Je viens d’apprendre que l’Université Paris Cité retire à Etienne Klein son doctorat.  Motif : plagiat massif.

Le 13 août 2024, après les révélations d’Arrêt sur images sur la thèse d’Étienne Klein, je disais mon malaise en vidéo. Étienne Klein compte parmi les vulgarisateurs qui ont su donner au public le goût des sciences et de la philosophie des sciences. Je l’ai reçu, j’ai échangé avec lui, j’ai longtemps eu de l’estime pour son travail. Cette estime rendait l’affaire plus douloureuse, sans diminuer la faute.

C’est ici que j’en parlais, à 1h30

Le plagiat dans une thèse de doctorat constitue une atteinte directe au contrat académique. Une thèse engage l’auteur devant ses pairs, son jury, son université, puis devant le public lorsque cette thèse soutient une carrière intellectuelle. Copier des paragraphes, reprendre des pages, intégrer le travail d’autrui sans attribution, cela dépasse la négligence typographique ou l’oubli de guillemets, c’est une entorse à un principe de probité élémentaire.

En 2024, Arrêt sur images avait documenté des emprunts non crédités dans 88 pages sur 429. L’affaire paraissait déjà massive. Selon les informations publiées aujourd’hui par le même média, l’enquête menée par Université Paris Cité aurait conclu à des copier-coller dans deux tiers des pages, après vingt mois de procédure. L’université aurait décidé de retirer à Étienne Klein son doctorat en philosophie des sciences et de lui interdire de se réinscrire en doctorat. Si ces éléments sont confirmés par un document public de l’établissement, la décision marque un précédent important.
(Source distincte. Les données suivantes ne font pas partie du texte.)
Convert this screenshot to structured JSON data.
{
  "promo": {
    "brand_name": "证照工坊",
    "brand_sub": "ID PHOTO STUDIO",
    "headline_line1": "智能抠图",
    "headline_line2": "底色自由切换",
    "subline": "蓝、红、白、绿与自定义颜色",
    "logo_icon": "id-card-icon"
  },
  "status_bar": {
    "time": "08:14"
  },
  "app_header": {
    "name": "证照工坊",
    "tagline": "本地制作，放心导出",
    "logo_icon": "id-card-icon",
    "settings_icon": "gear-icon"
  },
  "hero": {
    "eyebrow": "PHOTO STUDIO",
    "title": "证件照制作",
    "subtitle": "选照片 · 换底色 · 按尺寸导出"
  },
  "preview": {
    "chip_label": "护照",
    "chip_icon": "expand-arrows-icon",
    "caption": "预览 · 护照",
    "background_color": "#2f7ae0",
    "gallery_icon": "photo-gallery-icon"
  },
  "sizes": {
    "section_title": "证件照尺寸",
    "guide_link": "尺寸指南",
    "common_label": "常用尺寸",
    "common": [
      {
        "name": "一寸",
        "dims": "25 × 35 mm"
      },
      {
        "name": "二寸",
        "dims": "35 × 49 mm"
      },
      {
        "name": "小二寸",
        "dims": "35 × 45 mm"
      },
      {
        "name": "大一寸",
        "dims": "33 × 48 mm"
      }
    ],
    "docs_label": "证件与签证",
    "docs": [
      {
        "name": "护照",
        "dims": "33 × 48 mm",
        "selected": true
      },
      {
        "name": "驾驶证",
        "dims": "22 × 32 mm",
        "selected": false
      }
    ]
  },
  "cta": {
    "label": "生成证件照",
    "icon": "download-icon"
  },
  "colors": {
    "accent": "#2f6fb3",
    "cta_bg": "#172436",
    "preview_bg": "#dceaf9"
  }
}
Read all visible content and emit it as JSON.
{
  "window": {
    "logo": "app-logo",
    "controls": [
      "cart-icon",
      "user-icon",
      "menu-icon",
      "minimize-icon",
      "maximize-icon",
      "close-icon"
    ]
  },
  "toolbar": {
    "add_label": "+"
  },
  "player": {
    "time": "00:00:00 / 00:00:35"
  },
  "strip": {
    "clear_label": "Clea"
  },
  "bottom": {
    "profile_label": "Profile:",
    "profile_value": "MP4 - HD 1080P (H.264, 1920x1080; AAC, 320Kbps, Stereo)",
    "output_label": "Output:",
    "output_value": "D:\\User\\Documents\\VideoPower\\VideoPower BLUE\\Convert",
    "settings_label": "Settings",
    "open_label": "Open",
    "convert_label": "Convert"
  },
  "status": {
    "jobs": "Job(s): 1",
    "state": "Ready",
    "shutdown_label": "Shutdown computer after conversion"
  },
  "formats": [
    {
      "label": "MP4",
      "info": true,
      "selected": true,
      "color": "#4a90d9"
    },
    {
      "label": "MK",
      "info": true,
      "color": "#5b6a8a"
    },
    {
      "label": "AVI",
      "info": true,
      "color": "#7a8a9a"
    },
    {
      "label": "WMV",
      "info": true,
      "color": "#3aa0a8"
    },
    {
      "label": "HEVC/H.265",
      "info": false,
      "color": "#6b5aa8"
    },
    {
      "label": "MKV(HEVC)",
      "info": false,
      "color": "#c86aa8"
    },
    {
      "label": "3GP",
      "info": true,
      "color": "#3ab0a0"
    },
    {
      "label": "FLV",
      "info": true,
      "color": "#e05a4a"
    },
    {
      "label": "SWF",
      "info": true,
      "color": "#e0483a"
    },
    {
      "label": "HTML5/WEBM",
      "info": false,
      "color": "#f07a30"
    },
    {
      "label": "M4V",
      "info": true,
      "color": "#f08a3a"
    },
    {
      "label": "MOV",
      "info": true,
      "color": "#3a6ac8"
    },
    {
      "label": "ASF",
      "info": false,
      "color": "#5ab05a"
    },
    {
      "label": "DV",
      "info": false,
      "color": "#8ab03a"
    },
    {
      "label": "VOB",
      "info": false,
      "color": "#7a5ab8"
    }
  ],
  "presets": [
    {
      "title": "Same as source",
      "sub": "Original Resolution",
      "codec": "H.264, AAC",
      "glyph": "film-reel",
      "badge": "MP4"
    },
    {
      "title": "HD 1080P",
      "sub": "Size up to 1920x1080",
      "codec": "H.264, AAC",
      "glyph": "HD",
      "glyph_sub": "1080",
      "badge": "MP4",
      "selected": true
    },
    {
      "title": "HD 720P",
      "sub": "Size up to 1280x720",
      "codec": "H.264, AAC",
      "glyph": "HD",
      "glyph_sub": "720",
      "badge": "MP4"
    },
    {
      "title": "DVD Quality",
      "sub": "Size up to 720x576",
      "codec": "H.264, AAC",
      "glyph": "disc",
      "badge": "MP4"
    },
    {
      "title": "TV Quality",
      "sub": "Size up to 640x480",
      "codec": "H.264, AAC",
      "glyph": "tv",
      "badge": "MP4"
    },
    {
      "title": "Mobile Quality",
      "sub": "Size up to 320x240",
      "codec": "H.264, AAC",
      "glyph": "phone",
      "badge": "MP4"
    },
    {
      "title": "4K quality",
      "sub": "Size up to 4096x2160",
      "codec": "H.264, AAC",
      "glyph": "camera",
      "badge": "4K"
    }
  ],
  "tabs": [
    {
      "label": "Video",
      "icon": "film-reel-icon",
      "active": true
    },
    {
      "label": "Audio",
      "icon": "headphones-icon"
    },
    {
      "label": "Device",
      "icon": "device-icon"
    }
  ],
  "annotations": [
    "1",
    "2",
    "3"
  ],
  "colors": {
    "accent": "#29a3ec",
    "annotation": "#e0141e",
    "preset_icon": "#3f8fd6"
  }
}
Cette sanction me paraît juste.

Elle me paraît juste malgré l’estime que je conserve pour une part du travail d’Étienne Klein. Elle me paraît juste précisément parce que l’intégrité scientifique doit résister aux préférences personnelles, aux affinités intellectuelles et au prestige médiatique. On ne protège pas la culture scientifique en ménageant ses figures reconnues, mais en appliquant aux personnes que l’on apprécie les mêmes exigences que celles que l’on applique aux adversaires, aux faussaires, aux charlatans et aux opportunistes.

Je ne souhaite pas la mise au pilori d’Étienne Klein, même si ses réactions se bornent à un déni pathétique. Le harcèlement, l’humiliation publique, la jubilation punitive n’apportent rien à la vie intellectuelle. Étienne Klein n’est pas accusé d’avoir inventé de faux résultats expérimentaux, ni d’avoir vendu des remèdes imaginaires, ni d’avoir entraîné son public vers la pseudoscience ou la désinformation médicale. Sa faute, réelle, n’est pas de la même nature que les malversations intellectuelles des charlatans que je dénonce et combat chaque jour. Il faut marquer cette distinction.

Néanmoins, le plagiat académique mérite des conséquences académiques. L’Université Paris Cité a pris une décision difficile, probablement coûteuse sur le plan symbolique. Elle doit être saluée pour cela.

Dont acte.

Cette décision tend maintenant un miroir très embarrassant à l’Université Paris-Saclay.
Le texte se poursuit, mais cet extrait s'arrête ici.